Narrator: It didn't solve anything.
Perhaps they do a good job on popular platforms like x86, because we can encode decades of experience, but not so great on brand new ones.
Our modern CPU cores have hundreds of instructions in flight at any one moment because of the depth of OoO execution they go to. You can only go that deep on OoO if you have the branch prediction accurate enough not to choke it.
Yep. For example, on this die shot of a Skylake-X core,[0] you can see the branch predictor is about the same area as a single vector execution port (about 8% of the non-cache area).
[0]: https://twitter.com/GPUsAreMagic/status/1256866465577394181
Zen in particular combines an L1 perceptron and L2 TAGE[0] predictor[1]. TAGE in particular requires an immense amount of silicon, but it has something like 99.7% prediction accuracy, which is... crazy. The perceptron predictor is almost as good: 99.5%.
I wrote a software TAGE predictor, but too bad it didn't perform as well as predicted (heh) by the authors of the paper.
[0]: https://doi.org/10.1145/2155620.2155635 [1]: https://fuse.wikichip.org/news/2458/a-look-at-the-amd-zen-2-...
I'd call the state of the field quite bad. For example they do embarrassingly little for you to help with the 2 main bottlenecks we've had for a long time: concurrency and data layout optimization. And for even naive model (1 cpu / free memory) there is just so much potentially automateable manual toil in doing semantics based transformations in perf work that it's not even funny.

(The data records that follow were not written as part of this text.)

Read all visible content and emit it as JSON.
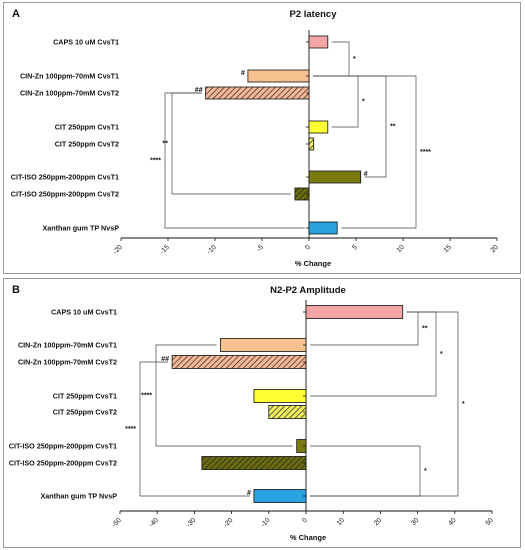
{
  "chart_data": [
    {
      "type": "bar",
      "orientation": "horizontal",
      "panel_label": "A",
      "title": "P2 latency",
      "xlabel": "% Change",
      "xlim": [
        -20,
        20
      ],
      "xticks": [
        -20,
        -15,
        -10,
        -5,
        0,
        5,
        10,
        15,
        20
      ],
      "categories": [
        "CAPS 10 uM CvsT1",
        "CIN-Zn 100ppm-70mM CvsT1",
        "CIN-Zn 100ppm-70mM CvsT2",
        "CIT 250ppm CvsT1",
        "CIT 250ppm CvsT2",
        "CIT-ISO 250ppm-200ppm CvsT1",
        "CIT-ISO 250ppm-200ppm CvsT2",
        "Xanthan gum TP NvsP"
      ],
      "values": [
        2.0,
        -6.5,
        -11.0,
        2.0,
        0.5,
        5.5,
        -1.5,
        3.0
      ],
      "colors": [
        "#f4a5a5",
        "#f7c28f",
        "#f7b898",
        "#ffff33",
        "#f0f060",
        "#7a7a10",
        "#6b6b10",
        "#29a3e0"
      ],
      "hatched": [
        false,
        false,
        true,
        false,
        true,
        false,
        true,
        false
      ],
      "bar_marks": [
        {
          "bar": 1,
          "text": "#"
        },
        {
          "bar": 2,
          "text": "##"
        },
        {
          "bar": 5,
          "text": "#"
        }
      ],
      "brackets": [
        {
          "from": 0,
          "to": 1,
          "text": "*"
        },
        {
          "from": 1,
          "to": 3,
          "text": "*"
        },
        {
          "from": 1,
          "to": 5,
          "text": "**"
        },
        {
          "from": 1,
          "to": 7,
          "text": "****"
        },
        {
          "from": 2,
          "to": 6,
          "text": "**"
        },
        {
          "from": 2,
          "to": 7,
          "text": "****"
        }
      ]
    },
    {
      "type": "bar",
      "orientation": "horizontal",
      "panel_label": "B",
      "title": "N2-P2 Amplitude",
      "xlabel": "% Change",
      "xlim": [
        -50,
        50
      ],
      "xticks": [
        -50,
        -40,
        -30,
        -20,
        -10,
        0,
        10,
        20,
        30,
        40,
        50
      ],
      "categories": [
        "CAPS 10 uM CvsT1",
        "CIN-Zn 100ppm-70mM CvsT1",
        "CIN-Zn 100ppm-70mM CvsT2",
        "CIT 250ppm CvsT1",
        "CIT 250ppm CvsT2",
        "CIT-ISO 250ppm-200ppm CvsT1",
        "CIT-ISO 250ppm-200ppm CvsT2",
        "Xanthan gum TP NvsP"
      ],
      "values": [
        26,
        -23,
        -36,
        -14,
        -10,
        -2.5,
        -28,
        -14
      ],
      "colors": [
        "#f4a5a5",
        "#f7c28f",
        "#f7b898",
        "#ffff33",
        "#f0f060",
        "#7a7a10",
        "#6b6b10",
        "#29a3e0"
      ],
      "hatched": [
        false,
        false,
        true,
        false,
        true,
        false,
        true,
        false
      ],
      "bar_marks": [
        {
          "bar": 2,
          "text": "##"
        },
        {
          "bar": 7,
          "text": "#"
        }
      ],
      "brackets": [
        {
          "from": 0,
          "to": 1,
          "text": "**"
        },
        {
          "from": 0,
          "to": 3,
          "text": "*"
        },
        {
          "from": 0,
          "to": 7,
          "text": "*"
        },
        {
          "from": 1,
          "to": 5,
          "text": "****"
        },
        {
          "from": 2,
          "to": 7,
          "text": "****"
        },
        {
          "from": 5,
          "to": 7,
          "text": "*"
        }
      ]
    }
  ]
}
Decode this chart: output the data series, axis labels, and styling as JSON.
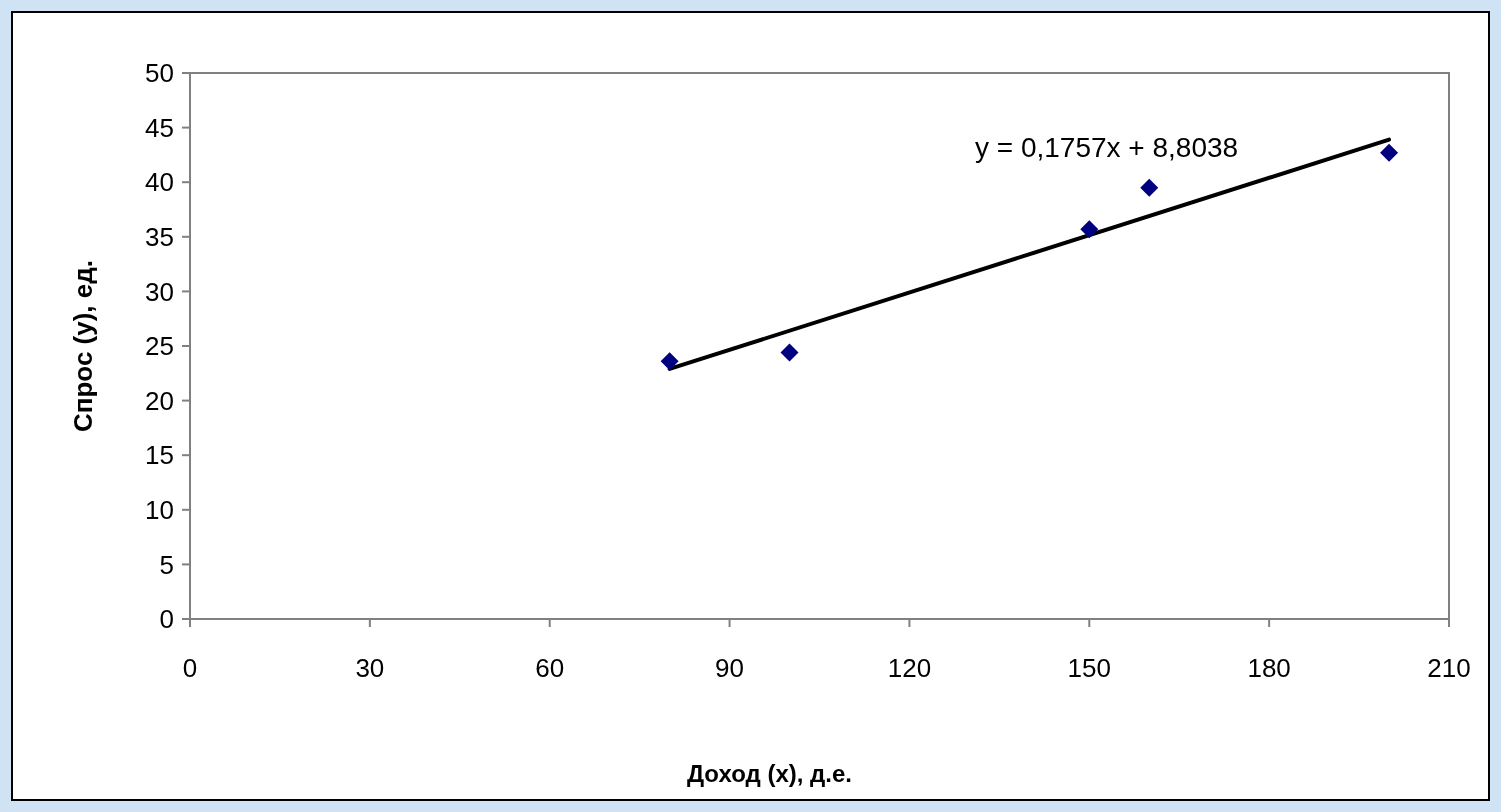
{
  "chart_data": {
    "type": "scatter",
    "xlabel": "Доход (x), д.е.",
    "ylabel": "Спрос (y), ед.",
    "xlim": [
      0,
      210
    ],
    "xticks": [
      0,
      30,
      60,
      90,
      120,
      150,
      180,
      210
    ],
    "ylim": [
      0,
      50
    ],
    "yticks": [
      0,
      5,
      10,
      15,
      20,
      25,
      30,
      35,
      40,
      45,
      50
    ],
    "grid": false,
    "marker": "diamond",
    "annotations": [
      "y = 0,1757x + 8,8038"
    ],
    "series": [
      {
        "color": "#000080",
        "x": [
          80,
          100,
          150,
          160,
          200
        ],
        "values": [
          23.6,
          24.4,
          35.7,
          39.5,
          42.7
        ]
      },
      {
        "type": "line",
        "color": "#000000",
        "x": [
          80,
          200
        ],
        "values": [
          22.9,
          43.9
        ],
        "marker": "none",
        "line_style": "solid"
      }
    ]
  }
}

A large part is using languages that don't support these kinds of optimizations. It's not "C compiler improvements hit a wall", it continues "and we didn't develop & migrate to languages whose semantics allow optimizations". (There's a little of this in the GPU world, but the proprietary infighting there has produced a dev experience and app platform so bad that very few apps outside games venture there)
There's a whole alternative path of processor history not taken in the case that VLIW had panned out, and instead of failing because of optimism about compiler optimizations.
LLVM and GCC both have models of out of order pipelines but other than making sure they don't stall the instruction decoder it's really hazy whether they actually do anything.
The processors themselves are designed around the code the compilers emit and vice versa.